Usability Testing Leads to Stronger Designs and Better Products
By Prashant Iyer | Wednesday, January 17, 2018
Usability testing refers to the practice of evaluating a feature, product or service by testing it with representative users. From a user experience (UX) standpoint, this process helps designers understand whether the “product” — a software application’s user interface, for instance — is user-friendly.
During a test, participants will try to complete typical tasks while observers watch, listen and take notes. The goal is to identify any usability problems, collect qualitative and quantitative data and determine the participant's level of satisfaction with the product. Ultimately, this data is used to improve or refine specific features or the product (or service) as a whole.
Usability testing lets the design team identify problems early, when problems can be fixed with the least negative impact in terms of staff time, costs and schedule delays.
There are multiple ways of testing the usability of a product. Its many forms include evaluating paper prototypes, formal lab testing, remote online tests, and in-home tests. Although there are slight differences between each of them, the steps for conducting a usability test are standard. Here’s a brief overview of the key steps:
1 Plan the test
The foremost thing is to identify what you want to test, for instance flows, interactions, content, colors, even whether people can access desired information. The next step is to develop a test plan with multiple tasks, and choose the metrics on which you want to ascertain the success of a task — say time-to-complete the task. You also might write down a few questions to ask the participants.
2 Recruit participants
The next thing is to determine who you’ll be testing. Will they be actual users? Representative user groups? Internal or external stakeholders? Certainly testing with end-users is optimal, but sometimes recruiting end-users is a challenge so the product is tested with subject matter experts (SMEs) instead. (Incentivising your participants with cash or a gift card can make the recruiting process a little easier.) As you recruit, keep in mind that when it comes to testing designs conducting several tests with small groups is preferable to testing once with a larger group.
3 Conduct the test
You should have at least two people administering the test, including a moderator and a notetaker. It’s the moderator’s job to lead usability sessions by following the test plan. It is up to the moderator to ensure participants are comfortable, that the sessions go smoothly, and that the participants provide the information necessary for the design team to make improvements in the product designs. A good moderator walks the line between being an actor who follows a script and an improv artist able to adapt on the fly.

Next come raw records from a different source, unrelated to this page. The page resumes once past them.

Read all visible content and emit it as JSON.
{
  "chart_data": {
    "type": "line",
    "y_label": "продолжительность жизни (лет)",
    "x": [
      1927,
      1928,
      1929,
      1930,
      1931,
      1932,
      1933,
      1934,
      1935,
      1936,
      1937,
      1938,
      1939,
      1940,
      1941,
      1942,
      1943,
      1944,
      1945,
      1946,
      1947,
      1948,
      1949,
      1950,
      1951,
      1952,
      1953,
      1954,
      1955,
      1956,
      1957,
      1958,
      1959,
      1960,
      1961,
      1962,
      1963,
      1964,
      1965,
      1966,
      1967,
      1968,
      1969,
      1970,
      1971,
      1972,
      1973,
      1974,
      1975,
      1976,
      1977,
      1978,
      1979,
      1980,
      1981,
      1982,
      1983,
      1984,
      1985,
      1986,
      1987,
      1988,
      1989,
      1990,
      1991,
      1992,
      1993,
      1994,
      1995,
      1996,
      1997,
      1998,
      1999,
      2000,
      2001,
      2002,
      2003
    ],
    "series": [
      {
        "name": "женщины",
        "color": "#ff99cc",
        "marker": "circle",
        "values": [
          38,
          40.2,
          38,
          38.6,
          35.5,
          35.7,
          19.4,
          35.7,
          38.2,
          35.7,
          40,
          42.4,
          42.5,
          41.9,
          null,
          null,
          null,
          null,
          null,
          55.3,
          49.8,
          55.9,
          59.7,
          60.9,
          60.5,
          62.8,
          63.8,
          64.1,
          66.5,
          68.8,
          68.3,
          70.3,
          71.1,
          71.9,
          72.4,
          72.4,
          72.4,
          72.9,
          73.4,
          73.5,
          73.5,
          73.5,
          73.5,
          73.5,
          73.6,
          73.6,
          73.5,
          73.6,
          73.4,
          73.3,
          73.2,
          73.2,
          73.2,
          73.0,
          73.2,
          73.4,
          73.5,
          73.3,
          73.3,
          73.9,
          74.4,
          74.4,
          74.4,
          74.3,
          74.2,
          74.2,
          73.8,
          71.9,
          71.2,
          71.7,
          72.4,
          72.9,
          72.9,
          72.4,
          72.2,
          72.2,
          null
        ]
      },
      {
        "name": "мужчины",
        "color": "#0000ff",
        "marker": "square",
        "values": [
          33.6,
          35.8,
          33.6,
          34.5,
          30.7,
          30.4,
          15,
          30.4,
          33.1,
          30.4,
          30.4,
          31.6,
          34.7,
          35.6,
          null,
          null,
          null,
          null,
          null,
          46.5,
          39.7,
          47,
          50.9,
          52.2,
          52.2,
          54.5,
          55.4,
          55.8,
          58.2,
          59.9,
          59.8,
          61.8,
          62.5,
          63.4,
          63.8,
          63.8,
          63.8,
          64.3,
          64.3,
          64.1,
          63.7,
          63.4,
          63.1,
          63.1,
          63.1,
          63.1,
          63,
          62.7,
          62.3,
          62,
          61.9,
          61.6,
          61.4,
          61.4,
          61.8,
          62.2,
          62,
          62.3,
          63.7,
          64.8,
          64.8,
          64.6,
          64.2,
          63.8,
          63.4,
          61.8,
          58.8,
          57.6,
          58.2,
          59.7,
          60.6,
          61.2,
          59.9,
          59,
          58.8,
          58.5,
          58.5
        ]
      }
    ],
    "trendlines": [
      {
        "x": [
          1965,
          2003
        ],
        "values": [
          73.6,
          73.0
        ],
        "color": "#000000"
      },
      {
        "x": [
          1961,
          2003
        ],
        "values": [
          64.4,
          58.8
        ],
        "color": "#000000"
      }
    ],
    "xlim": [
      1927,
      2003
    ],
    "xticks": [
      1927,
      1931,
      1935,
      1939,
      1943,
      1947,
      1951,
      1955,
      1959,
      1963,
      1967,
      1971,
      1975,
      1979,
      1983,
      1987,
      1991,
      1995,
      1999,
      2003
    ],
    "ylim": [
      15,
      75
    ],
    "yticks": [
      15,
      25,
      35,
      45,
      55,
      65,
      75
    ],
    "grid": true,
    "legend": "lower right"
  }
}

The notetaker observes each participant interacting with the product and takes copious notes. It is not unusual for the notetaker to ask a few questions in an effort to get key information needed to enhance the design. Recording video of each participant interacting with the product is strongly recommended so that the design team can revisit them in the future for reference.
4 Present the results
You’ve completed the testing phase. Now it’s time to gather and assimilate all the test results and convert them to actionable design insights. If there are multiple observers, it’s important to meet together as a group and discuss the usability tests before developing the final deliverable for a usability report, typically a Powerpoint or keynote presentation, academic report or a sketch/prototype incorporating all the design improvements.
Usability Testing Can Deliver Success
Why is usability testing so important to the success of any product? Simply this: You are not your users. Usability testing lets you watch potential users interact with your product so you can identify works well and what needs improvement. By learning directly from them, rather than theorizing about what they might think, you’ll be able to create a better product.
Remember, it’s not about getting participants to tell you what needs adjusting. It’s about observing them in action, listening to their needs and concerns, and considering what might make the experience work better for them.